Deuxième édition des Journées polynésiennes du handicap

    jeudi 1 décembre 2016

    journée handicap

    Édouard Fritch a répondu aux attentes d’Henriette Kamia, notamment en ce qui concerne la création d’un poste de délégué interministériel. (© Jean-Luc Massinon)

     

    La 2e édition des Journées polynésiennes du handicap se déroule jusqu’à demain à la pointe Vénus à Mahina. Présidente de la fédération Te niu o te huma, Henriette Kamia a demandé l’égalité des droits, d’accessibilité, de logement, d’éducation et d’insertion professionnelle. Édouard Fritch a promis des formations, un guichet unique, une rénovation des textes et la nomination d’une déléguée interministérielle.

     

     

    L’année dernière, lors de la première édition des Journées polynésiennes du handicap, les participants avaient attrapé des coups de soleil, sur la plage de Mahina.

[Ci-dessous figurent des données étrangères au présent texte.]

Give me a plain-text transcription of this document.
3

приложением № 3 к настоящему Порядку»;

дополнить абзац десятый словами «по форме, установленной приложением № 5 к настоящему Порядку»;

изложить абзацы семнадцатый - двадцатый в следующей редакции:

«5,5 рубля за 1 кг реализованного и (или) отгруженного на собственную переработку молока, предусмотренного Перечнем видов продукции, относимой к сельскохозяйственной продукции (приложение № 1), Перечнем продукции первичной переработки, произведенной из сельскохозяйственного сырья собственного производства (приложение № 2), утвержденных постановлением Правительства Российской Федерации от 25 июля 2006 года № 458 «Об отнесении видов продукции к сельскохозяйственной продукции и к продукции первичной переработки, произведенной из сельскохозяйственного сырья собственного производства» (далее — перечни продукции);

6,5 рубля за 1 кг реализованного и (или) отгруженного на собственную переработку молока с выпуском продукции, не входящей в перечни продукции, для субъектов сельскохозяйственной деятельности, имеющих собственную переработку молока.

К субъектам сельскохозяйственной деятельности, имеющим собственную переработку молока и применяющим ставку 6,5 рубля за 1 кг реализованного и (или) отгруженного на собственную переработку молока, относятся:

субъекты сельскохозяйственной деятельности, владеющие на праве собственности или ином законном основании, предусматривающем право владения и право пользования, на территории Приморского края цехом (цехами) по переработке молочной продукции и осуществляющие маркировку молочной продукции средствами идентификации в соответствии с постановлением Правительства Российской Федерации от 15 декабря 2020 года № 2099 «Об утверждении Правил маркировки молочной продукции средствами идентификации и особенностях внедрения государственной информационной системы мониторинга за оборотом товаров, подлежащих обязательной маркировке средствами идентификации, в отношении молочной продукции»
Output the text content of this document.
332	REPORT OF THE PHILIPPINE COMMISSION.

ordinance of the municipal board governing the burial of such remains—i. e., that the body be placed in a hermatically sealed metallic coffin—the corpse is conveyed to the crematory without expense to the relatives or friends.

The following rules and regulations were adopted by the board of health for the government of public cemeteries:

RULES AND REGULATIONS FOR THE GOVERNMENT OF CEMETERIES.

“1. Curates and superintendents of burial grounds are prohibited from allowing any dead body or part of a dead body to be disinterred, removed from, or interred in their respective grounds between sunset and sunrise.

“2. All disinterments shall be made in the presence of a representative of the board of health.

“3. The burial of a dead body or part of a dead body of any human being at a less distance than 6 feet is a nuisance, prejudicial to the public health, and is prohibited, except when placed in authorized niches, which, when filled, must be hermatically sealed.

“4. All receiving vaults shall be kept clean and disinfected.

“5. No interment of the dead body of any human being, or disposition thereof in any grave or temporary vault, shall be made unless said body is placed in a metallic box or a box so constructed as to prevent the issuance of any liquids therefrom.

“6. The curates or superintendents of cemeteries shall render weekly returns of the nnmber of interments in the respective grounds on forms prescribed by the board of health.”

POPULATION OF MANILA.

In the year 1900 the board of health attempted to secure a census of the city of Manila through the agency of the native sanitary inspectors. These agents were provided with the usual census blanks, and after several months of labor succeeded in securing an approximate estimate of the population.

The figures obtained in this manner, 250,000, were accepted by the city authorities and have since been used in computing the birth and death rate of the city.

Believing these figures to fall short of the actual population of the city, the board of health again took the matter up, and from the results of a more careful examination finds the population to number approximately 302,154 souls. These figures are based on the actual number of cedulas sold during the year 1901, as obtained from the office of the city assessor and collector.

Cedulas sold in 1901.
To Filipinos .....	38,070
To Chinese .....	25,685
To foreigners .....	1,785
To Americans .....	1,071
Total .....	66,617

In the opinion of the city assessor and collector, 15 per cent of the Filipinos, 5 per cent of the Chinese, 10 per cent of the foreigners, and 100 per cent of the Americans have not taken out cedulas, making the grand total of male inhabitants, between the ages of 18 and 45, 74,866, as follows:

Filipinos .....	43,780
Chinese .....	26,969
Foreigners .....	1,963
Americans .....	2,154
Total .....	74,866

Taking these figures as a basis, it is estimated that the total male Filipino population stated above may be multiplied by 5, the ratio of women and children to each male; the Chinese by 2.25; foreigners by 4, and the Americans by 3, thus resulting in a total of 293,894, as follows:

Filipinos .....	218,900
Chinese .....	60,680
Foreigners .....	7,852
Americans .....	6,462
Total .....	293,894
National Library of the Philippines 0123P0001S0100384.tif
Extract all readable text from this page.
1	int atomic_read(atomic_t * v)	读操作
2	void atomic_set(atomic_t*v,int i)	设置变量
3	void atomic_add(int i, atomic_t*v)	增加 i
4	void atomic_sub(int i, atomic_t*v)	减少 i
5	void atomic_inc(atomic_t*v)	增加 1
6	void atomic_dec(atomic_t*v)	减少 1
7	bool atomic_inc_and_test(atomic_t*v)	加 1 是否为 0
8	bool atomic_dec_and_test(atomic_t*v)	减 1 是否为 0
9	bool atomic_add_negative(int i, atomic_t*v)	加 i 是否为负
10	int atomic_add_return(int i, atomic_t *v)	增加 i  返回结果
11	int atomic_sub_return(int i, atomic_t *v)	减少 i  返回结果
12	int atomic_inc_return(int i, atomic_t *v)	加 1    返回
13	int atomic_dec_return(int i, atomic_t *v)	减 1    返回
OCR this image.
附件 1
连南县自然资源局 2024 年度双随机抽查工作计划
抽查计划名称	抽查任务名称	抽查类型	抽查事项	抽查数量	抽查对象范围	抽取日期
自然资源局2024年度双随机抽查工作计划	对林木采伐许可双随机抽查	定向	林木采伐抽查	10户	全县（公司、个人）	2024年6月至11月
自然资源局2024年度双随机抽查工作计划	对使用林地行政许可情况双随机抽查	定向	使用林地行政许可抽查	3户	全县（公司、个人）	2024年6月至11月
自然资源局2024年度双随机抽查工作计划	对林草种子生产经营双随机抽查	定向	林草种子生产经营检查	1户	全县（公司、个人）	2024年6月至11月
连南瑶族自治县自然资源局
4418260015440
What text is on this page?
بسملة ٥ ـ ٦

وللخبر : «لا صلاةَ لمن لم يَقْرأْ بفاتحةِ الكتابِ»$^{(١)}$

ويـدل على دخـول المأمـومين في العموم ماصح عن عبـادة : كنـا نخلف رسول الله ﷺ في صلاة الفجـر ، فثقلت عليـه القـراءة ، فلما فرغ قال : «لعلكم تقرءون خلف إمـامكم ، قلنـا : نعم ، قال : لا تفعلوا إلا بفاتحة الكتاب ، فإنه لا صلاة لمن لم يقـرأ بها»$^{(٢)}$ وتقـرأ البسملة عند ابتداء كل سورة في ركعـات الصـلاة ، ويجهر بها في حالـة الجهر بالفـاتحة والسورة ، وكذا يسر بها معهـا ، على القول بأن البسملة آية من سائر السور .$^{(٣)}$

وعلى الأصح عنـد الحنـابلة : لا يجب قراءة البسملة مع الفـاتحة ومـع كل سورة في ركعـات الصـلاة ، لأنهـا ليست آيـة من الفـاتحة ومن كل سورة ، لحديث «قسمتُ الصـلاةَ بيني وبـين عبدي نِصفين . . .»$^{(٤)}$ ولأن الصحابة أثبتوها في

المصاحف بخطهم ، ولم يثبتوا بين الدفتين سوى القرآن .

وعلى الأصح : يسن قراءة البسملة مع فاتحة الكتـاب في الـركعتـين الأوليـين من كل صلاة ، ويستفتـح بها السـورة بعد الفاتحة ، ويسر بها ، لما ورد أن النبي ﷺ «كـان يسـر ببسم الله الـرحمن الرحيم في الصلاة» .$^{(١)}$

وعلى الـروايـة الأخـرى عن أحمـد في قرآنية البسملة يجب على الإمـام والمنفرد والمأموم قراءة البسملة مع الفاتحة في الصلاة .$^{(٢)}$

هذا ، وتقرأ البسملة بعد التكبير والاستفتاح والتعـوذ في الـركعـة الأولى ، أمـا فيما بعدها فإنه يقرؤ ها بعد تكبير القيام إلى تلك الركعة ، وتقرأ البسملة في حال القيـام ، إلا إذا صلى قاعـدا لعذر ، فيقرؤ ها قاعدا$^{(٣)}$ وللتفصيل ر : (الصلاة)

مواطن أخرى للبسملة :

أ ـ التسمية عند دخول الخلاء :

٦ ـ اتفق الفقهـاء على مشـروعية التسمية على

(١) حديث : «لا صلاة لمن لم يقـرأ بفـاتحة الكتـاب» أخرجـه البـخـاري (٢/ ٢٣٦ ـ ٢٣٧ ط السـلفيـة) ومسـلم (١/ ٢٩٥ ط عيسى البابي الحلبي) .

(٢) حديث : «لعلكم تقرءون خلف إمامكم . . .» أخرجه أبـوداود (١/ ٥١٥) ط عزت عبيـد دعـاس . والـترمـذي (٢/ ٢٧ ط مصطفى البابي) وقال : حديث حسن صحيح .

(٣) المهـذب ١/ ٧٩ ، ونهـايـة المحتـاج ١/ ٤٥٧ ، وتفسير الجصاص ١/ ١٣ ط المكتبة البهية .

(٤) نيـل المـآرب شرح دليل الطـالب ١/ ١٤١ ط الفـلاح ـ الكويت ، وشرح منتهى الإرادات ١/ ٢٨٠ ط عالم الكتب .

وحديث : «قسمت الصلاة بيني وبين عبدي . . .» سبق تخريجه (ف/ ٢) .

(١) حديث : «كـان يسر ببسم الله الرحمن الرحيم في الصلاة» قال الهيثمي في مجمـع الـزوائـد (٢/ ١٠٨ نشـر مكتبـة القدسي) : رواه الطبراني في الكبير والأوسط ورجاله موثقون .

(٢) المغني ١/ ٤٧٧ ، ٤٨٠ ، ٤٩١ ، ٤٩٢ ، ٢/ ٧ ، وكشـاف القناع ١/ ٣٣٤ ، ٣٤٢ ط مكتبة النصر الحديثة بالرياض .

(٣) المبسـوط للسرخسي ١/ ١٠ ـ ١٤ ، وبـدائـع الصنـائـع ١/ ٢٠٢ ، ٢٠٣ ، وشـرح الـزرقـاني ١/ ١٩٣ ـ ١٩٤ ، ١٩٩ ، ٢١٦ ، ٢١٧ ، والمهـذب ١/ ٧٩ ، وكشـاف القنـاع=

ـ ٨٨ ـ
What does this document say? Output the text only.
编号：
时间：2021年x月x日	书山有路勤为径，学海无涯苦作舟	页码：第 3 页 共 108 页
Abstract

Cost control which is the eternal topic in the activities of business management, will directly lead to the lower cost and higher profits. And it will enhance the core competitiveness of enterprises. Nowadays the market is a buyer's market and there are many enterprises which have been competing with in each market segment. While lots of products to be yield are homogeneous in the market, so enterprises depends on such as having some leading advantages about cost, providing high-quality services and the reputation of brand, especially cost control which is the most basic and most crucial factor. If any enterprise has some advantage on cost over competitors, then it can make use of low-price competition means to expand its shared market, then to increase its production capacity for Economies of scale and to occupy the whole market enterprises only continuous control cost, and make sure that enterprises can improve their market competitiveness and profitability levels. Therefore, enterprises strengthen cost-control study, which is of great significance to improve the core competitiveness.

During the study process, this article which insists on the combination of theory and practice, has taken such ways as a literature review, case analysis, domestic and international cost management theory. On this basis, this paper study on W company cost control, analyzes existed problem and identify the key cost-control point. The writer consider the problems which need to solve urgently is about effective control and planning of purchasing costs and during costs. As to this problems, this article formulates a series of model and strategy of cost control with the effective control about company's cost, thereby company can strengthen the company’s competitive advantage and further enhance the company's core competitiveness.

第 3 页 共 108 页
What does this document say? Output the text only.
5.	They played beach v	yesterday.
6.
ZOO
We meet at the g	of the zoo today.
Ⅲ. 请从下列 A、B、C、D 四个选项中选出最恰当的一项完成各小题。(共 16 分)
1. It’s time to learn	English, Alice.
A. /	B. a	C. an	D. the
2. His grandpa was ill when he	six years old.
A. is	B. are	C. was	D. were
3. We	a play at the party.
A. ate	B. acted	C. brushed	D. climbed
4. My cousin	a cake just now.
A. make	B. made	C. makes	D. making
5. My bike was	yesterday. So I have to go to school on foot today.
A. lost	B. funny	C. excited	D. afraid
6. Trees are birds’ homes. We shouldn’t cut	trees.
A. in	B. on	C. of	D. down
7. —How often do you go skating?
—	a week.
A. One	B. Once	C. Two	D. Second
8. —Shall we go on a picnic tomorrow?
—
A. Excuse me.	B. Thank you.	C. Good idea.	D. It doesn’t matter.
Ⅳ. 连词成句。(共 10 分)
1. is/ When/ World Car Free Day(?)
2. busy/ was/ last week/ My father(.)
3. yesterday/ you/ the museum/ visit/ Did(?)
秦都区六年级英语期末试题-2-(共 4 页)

Mais cette année, la deuxième édition de cet événement a débuté sous la menace de gros nuages chargés d’eau.

    Malgré le temps, de nombreuses associations se sont retrouvées au pied du phare pour célébrer ces journées. On est même venu de Moorea et de Bora Bora.
    Le président Fritch et sa ministre de la Solidarité étaient également présents autour d’Henriette Kamia, la présidente de la fédération Te niu o te huma.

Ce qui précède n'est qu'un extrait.